In 1955, the Tiong Bahru Market (Seng Poh Market) was constructed under the auspices of the National Environment Agency after some hawkers moved to an open area on Seng Poh Road.

The market was constructed of stalls with a simple wooden frame and zinc pitched roofs. Meats were hung without refrigeration. The Tiong Bahru market catered to the residents of the Tiong Bahru, Bukit Merah and Henderson estates. Heritage street foods such as lor mee, chwee kueh, Hokkien mee, pao, porridge, and roast pork were available in the market as well as a diverse number of goods for sale from textiles to flowers and many besides. Bartering for the best price was common.

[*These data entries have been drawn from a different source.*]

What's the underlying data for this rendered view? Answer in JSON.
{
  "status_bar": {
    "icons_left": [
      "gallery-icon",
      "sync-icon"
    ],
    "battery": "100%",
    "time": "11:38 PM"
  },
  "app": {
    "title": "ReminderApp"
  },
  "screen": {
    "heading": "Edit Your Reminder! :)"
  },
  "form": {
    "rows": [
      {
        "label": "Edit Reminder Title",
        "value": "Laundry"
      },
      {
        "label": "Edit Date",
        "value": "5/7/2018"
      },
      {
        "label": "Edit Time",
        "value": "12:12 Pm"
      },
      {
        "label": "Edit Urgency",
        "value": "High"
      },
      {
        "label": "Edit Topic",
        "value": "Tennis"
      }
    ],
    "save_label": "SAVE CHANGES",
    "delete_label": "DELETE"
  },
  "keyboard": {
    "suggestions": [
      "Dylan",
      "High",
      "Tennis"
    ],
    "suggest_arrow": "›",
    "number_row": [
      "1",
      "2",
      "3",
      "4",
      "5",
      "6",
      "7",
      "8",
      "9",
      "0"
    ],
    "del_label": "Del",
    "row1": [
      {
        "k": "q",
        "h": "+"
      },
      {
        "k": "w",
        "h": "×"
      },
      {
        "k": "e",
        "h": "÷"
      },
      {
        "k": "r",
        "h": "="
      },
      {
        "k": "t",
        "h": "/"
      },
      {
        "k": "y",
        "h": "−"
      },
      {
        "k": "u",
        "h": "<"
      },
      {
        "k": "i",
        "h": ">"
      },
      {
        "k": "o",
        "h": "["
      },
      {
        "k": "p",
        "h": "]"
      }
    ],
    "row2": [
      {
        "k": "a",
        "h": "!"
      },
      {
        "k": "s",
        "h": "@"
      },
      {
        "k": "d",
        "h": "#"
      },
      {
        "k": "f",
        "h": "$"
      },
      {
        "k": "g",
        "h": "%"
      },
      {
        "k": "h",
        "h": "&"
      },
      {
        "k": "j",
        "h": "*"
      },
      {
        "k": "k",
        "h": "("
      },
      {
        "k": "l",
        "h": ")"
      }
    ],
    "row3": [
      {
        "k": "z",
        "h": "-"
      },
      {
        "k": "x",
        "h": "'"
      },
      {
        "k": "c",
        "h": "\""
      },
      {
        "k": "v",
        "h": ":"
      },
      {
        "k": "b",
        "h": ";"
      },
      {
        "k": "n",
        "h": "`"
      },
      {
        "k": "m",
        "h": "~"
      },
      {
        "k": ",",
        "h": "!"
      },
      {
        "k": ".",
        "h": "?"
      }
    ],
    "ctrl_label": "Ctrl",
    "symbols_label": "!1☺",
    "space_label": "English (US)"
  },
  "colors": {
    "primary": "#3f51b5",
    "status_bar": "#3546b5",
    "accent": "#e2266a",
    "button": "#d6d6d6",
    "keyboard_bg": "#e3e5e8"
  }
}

In 1993 and 2004, improvements were made to the market including a watertight roof, brighter lights, a broader walkway and garden lights. In 2004, the market was closed for two years for rebuilding. Stall holders were relocated to a temporary site on Kim Pong Road during this time. In 2006, the new market opened. It was a concrete two storey structure with a wet market and retail stalls on the ground floor and upstairs, an area for hawkers. It remains a place of community heritage. There are tours of the market, surrounding blocks of flats and the nearby WWII air raid shelters. In 2012, the National Heritage Board created an exhibition near the Tiong Bahru market to commemorate the battle for Singapore.

Transportation 
The nearest Mass Rapid Transit station is Tiong Bahru MRT station of the East West line.

In popular culture
 118, 118 II, 118 Reunion, a series of Singaporean television dramas set against the backdrop of a coffee shop located in Tiong Bahru.